All’interno della cappella di via degli Astalli, c’è un grande mosaico raffigurante la Fuga in Egitto: è quello il mio punto di riferimento evangelico. La Famiglia di esuli che duemila anni fa scappava in Egitto è l’emblema di ogni famiglia che vive il dramma dell’esilio forzato e della persecuzione. E ciascuno dei loro figli ha il volto del Bambino di Betlemme”.
Padre Camillo Ripamonti – Persone, non numeri
Il Presidente del Centro Astalli, ricorda come Papa Francesco operi per un cambio culturale, sintetizzabile nel desiderio di uscire da una considerazione dei migranti e dei rifugiati come problema, focalizzandosi invece sulla loro realtà concreta di persone: “bisogna tornare a riscoprire la storia di queste persone, i luoghi dai quali sono partite, le loro competenze, perché diventino loro stessi protagonisti all’interno dei contesti di rinascita. Bisogna pensare ad una prospettiva di futuro condiviso”.
In merito al messaggio scelto per questa giornata, padre Camillo Ripamonti spiega come ogni persona abbia il diritto di restare nella propria terra, senza però sacrificare la propria dignità. Tale diritto “ha un senso se una persona può vivere nella giustizia e nell’uguaglianza all’interno del suo paese, se può mettere a frutto quelle che sono le sue potenzialità e può mettere a fuoco quelli che sono i suoi diritti e i suoi doveri. Fintanto che non è possibile garantire questo, bisogna garantire con altrettanta forza il diritto di poter lasciare il proprio paese e di poterlo fare con sicurezza, in cerca di felicità, di giustizia, di uguaglianza, che sono poi, per parlare dell’Italia, quello che viene sancito dalla nostra Costituzione”.
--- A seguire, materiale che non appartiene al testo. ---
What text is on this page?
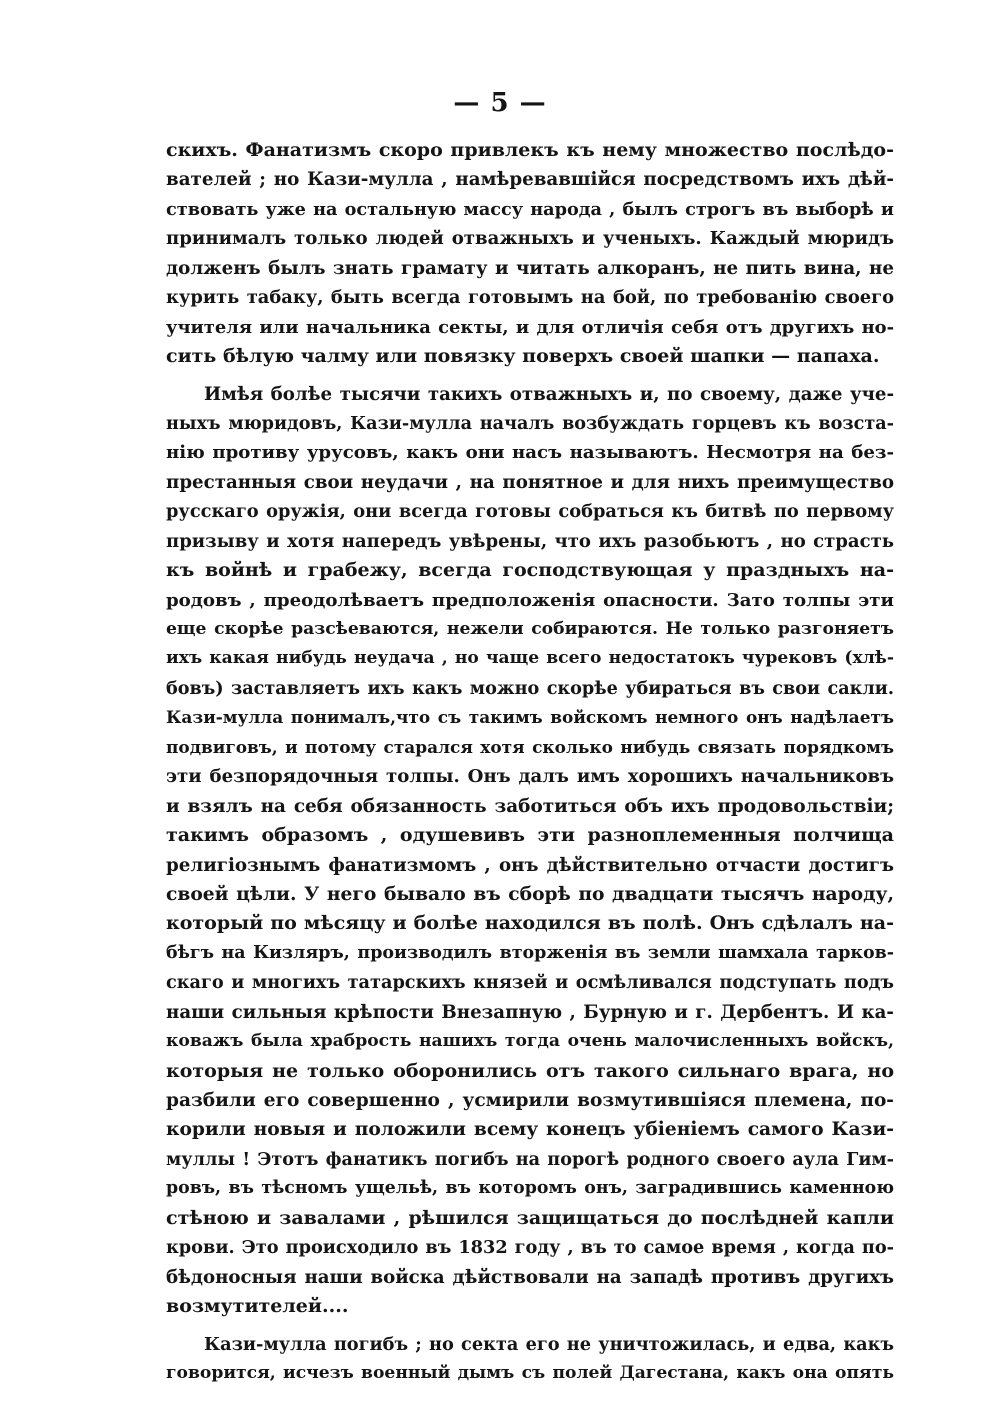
— 5 —
скихъ. Фанатизмъ скоро привлекъ къ нему множество послѣдо-
вателей ; но Кази-мулла , намѣревавшійся посредствомъ ихъ дѣй-
ствовать уже на остальную массу народа , былъ строгъ въ выборѣ и
принималъ только людей отважныхъ и ученыхъ. Каждый мюридъ
долженъ былъ знать грамату и читать алкоранъ, не пить вина, не
курить табаку, быть всегда готовымъ на бой, по требованію своего
учителя или начальника секты, и для отличія себя отъ другихъ но-
сить бѣлую чалму или повязку поверхъ своей шапки — папаха.
Имѣя болѣе тысячи такихъ отважныхъ и, по своему, даже уче-
ныхъ мюридовъ, Кази-мулла началъ возбуждать горцевъ къ возста-
нію противу урусовъ, какъ они насъ называютъ. Несмотря на без-
престанныя свои неудачи , на понятное и для нихъ преимущество
русскаго оружія, они всегда готовы собраться къ битвѣ по первому
призыву и хотя напередъ увѣрены, что ихъ разобьютъ , но страсть
къ войнѣ и грабежу, всегда господствующая у праздныхъ на-
родовъ , преодолѣваетъ предположенія опасности. Зато толпы эти
еще скорѣе разсѣеваются, нежели собираются. Не только разгоняетъ
ихъ какая нибудь неудача , но чаще всего недостатокъ чурековъ (хлѣ-
бовъ) заставляетъ ихъ какъ можно скорѣе убираться въ свои сакли.
Кази-мулла понималъ,что съ такимъ войскомъ немного онъ надѣлаетъ
подвиговъ, и потому старался хотя сколько нибудь связать порядкомъ
эти безпорядочныя толпы. Онъ далъ имъ хорошихъ начальниковъ
и взялъ на себя обязанность заботиться объ ихъ продовольствіи;
такимъ образомъ , одушевивъ эти разноплеменныя полчища
религіознымъ фанатизмомъ , онъ дѣйствительно отчасти достигъ
своей цѣли. У него бывало въ сборѣ по двадцати тысячъ народу,
который по мѣсяцу и болѣе находился въ полѣ. Онъ сдѣлалъ на-
бѣгъ на Кизляръ, производилъ вторженія въ земли шамхала тарков-
скаго и многихъ татарскихъ князей и осмѣливался подступать подъ
наши сильныя крѣпости Внезапную , Бурную и г. Дербентъ. И ка-
коважъ была храбрость нашихъ тогда очень малочисленныхъ войскъ,
которыя не только оборонились отъ такого сильнаго врага, но
разбили его совершенно , усмирили возмутившіяся племена, по-
корили новыя и положили всему конецъ убіеніемъ самого Кази-
муллы ! Этотъ фанатикъ погибъ на порогѣ родного своего аула Гим-
ровъ, въ тѣсномъ ущельѣ, въ которомъ онъ, заградившись каменною
стѣною и завалами , рѣшился защищаться до послѣдней капли
крови. Это происходило въ 1832 году , въ то самое время , когда по-
бѣдоносныя наши войска дѣйствовали на западѣ противъ другихъ
возмутителей....
Кази-мулла погибъ ; но секта его не уничтожилась, и едва, какъ
говорится, исчезъ военный дымъ съ полей Дагестана, какъ она опять
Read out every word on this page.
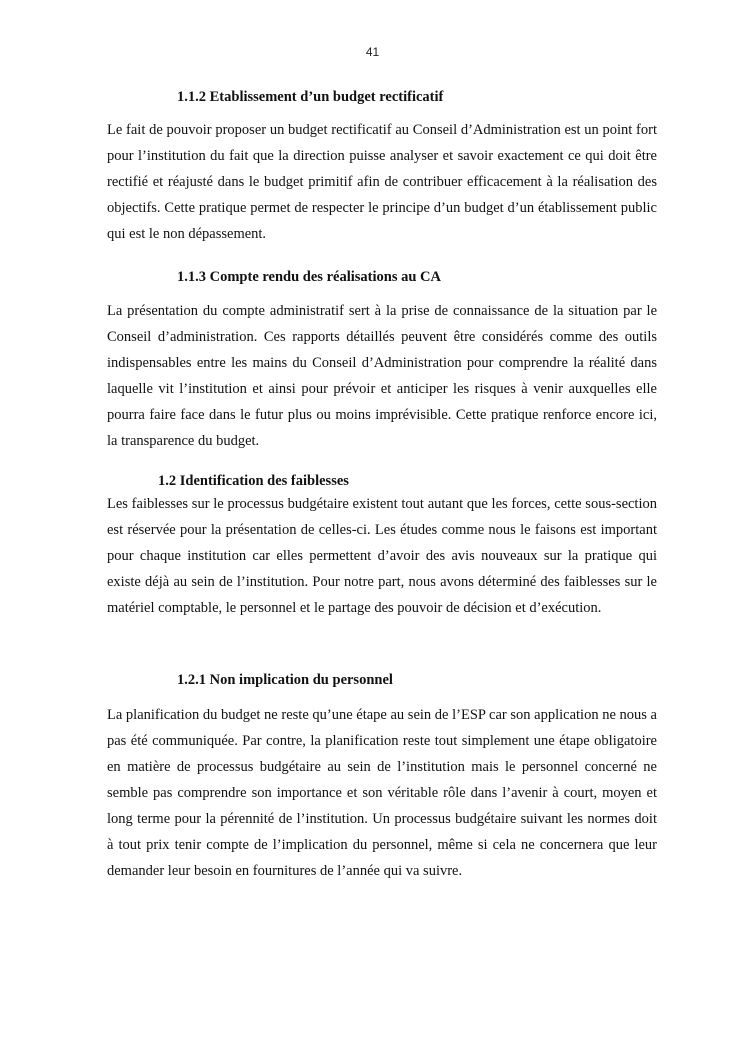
41
1.1.2 Etablissement d’un budget rectificatif

Le fait de pouvoir proposer un budget rectificatif au Conseil d’Administration est un point fort pour l’institution du fait que la direction puisse analyser et savoir exactement ce qui doit être rectifié et réajusté dans le budget primitif afin de contribuer efficacement à la réalisation des objectifs. Cette pratique permet de respecter le principe d’un budget d’un établissement public qui est le non dépassement.

1.1.3 Compte rendu des réalisations au CA

La présentation du compte administratif sert à la prise de connaissance de la situation par le Conseil d’administration. Ces rapports détaillés peuvent être considérés comme des outils indispensables entre les mains du Conseil d’Administration pour comprendre la réalité dans laquelle vit l’institution et ainsi pour prévoir et anticiper les risques à venir auxquelles elle pourra faire face dans le futur plus ou moins imprévisible. Cette pratique renforce encore ici, la transparence du budget.

1.2 Identification des faiblesses

Les faiblesses sur le processus budgétaire existent tout autant que les forces, cette sous-section est réservée pour la présentation de celles-ci. Les études comme nous le faisons est important pour chaque institution car elles permettent d’avoir des avis nouveaux sur la pratique qui existe déjà au sein de l’institution. Pour notre part, nous avons déterminé des faiblesses sur le matériel comptable, le personnel et le partage des pouvoir de décision et d’exécution.

1.2.1 Non implication du personnel

La planification du budget ne reste qu’une étape au sein de l’ESP car son application ne nous a pas été communiquée. Par contre, la planification reste tout simplement une étape obligatoire en matière de processus budgétaire au sein de l’institution mais le personnel concerné ne semble pas comprendre son importance et son véritable rôle dans l’avenir à court, moyen et long terme pour la pérennité de l’institution. Un processus budgétaire suivant les normes doit à tout prix tenir compte de l’implication du personnel, même si cela ne concernera que leur demander leur besoin en fournitures de l’année qui va suivre.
Uno dei principali rischi nell’affrontare questa sfida sociale è quello dell’abitudine, che “può far abbassare il livello di umanità. L’incontro con le persone, se autentico, riporta nell’agone della società, stimola la politica e le politiche dei paesi nei quali queste persone arrivano ad essere più attente a coloro che sono ai margini. Se una società civile è attenta alle persone più in difficoltà, non smarrisce la sua umanità, altrimenti si abbassa l’asticella, si dimentica un impegno civile che deve essere per i diritti, ma per i diritti di tutti”.